Alhasil, lanjutnya, estimasi jumlah penonton diprediksi akan lebih besar dari sebelumnya.
Sehingga, jumlah penonton diprediksi akan lebih besar daripada angka estimasi panitia.
"Maka, bila terjadi suatu kondisi yang sulit terkontrol atau katakanlah ricuh, akan sangat sulit dilakukan evakuasinya, belum lagi potensi kemacetan oleh antrean kendaraan penonton.
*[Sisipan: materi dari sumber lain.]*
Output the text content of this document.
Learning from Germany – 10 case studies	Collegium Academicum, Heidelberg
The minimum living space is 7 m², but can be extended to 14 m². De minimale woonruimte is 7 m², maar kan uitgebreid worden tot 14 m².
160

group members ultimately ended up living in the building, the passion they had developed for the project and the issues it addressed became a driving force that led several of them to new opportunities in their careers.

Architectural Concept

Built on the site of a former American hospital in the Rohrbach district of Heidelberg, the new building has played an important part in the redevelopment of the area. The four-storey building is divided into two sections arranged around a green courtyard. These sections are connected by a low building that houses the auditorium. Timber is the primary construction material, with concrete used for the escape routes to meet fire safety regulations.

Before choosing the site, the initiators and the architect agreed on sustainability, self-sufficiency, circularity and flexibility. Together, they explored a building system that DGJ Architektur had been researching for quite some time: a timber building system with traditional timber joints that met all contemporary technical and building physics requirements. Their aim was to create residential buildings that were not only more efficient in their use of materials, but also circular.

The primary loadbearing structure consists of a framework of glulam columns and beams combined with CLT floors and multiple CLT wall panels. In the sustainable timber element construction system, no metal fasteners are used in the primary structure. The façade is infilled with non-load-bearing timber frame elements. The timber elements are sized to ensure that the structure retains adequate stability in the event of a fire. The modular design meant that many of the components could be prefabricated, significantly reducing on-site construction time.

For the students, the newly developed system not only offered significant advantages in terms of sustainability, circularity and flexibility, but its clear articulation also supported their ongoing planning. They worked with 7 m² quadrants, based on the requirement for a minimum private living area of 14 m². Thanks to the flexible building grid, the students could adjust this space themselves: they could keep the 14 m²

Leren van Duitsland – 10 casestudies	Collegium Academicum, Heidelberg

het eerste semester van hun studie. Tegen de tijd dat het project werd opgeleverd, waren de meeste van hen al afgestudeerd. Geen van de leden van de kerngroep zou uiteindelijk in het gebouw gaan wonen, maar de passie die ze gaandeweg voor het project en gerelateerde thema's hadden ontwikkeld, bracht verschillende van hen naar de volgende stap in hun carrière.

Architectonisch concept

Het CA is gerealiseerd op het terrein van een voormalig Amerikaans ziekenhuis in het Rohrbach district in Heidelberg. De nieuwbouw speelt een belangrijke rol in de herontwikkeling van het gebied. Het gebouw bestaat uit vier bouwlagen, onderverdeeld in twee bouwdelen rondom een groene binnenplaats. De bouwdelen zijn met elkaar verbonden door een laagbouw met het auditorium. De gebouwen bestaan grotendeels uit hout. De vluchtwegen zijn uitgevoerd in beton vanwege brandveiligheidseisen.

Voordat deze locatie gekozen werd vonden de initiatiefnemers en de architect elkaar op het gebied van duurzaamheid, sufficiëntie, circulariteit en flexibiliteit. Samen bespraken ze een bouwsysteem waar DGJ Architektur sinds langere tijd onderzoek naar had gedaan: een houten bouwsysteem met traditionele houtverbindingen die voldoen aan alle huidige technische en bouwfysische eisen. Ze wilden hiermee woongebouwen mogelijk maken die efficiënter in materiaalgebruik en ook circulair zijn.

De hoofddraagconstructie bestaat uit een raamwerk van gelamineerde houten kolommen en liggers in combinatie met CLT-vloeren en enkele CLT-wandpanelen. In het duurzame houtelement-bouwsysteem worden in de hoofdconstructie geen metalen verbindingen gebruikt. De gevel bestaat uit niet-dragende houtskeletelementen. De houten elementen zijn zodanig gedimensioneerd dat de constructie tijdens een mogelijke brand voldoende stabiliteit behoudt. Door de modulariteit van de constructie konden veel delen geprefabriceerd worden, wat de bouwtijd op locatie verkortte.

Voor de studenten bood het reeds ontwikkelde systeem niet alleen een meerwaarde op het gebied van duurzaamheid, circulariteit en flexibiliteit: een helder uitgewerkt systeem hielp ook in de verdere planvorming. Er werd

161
Itu yang kami sampaikan ke panitia penyelenggara," tuturnya.
Baca Juga: BIN Bantah Memasok Informasi ke Pengacara Brigadir Yosua Kamaruddin Simanjuntak
Atas pertimbangan itulah, kata Kombes Mokhamad, pihaknya panitia penyelenggara konser kemudian ingin memindahkan lokasi acara ke Stadion Kamboja, Ilir Timur 1.
Namun sayangnya, Pemerintah Kota Palembang juga tidak memberikan izin dengan pertimbangan serupa, yakni keselamatan para penggemar dan penonton konser.
Karena menurut pertimbangan Pemkot Palembang, berbagai fasilitas di stadion yang berkapasitas maksimal 10.000 orang itu sudah dalam kondisi kurang layak, rawan, hingga rusak karena termakan usia.
"Apalagi bila dipakai untuk konser band sekelas Slank, yang fans-nya merakyat (banyak sekali), bukan saja di Palembang, jadi sangat tidak memungkinkan," Pungkasnya.
Untuk itu, Kombes Mokhamad, pihaknya menyarankan panitia penyelenggara mengkaji ulang secara menyeluruh, khususnya dengan lebih menjamin keamanan dan keselamatan para penggemar setia Slank dan masyarakat umum.
"Sehingga, jika indikator tersebut terpenuhi, maka kepolisian dan Pemkot Palembang akan mempertimbangkan memberikan izin," tandasnya.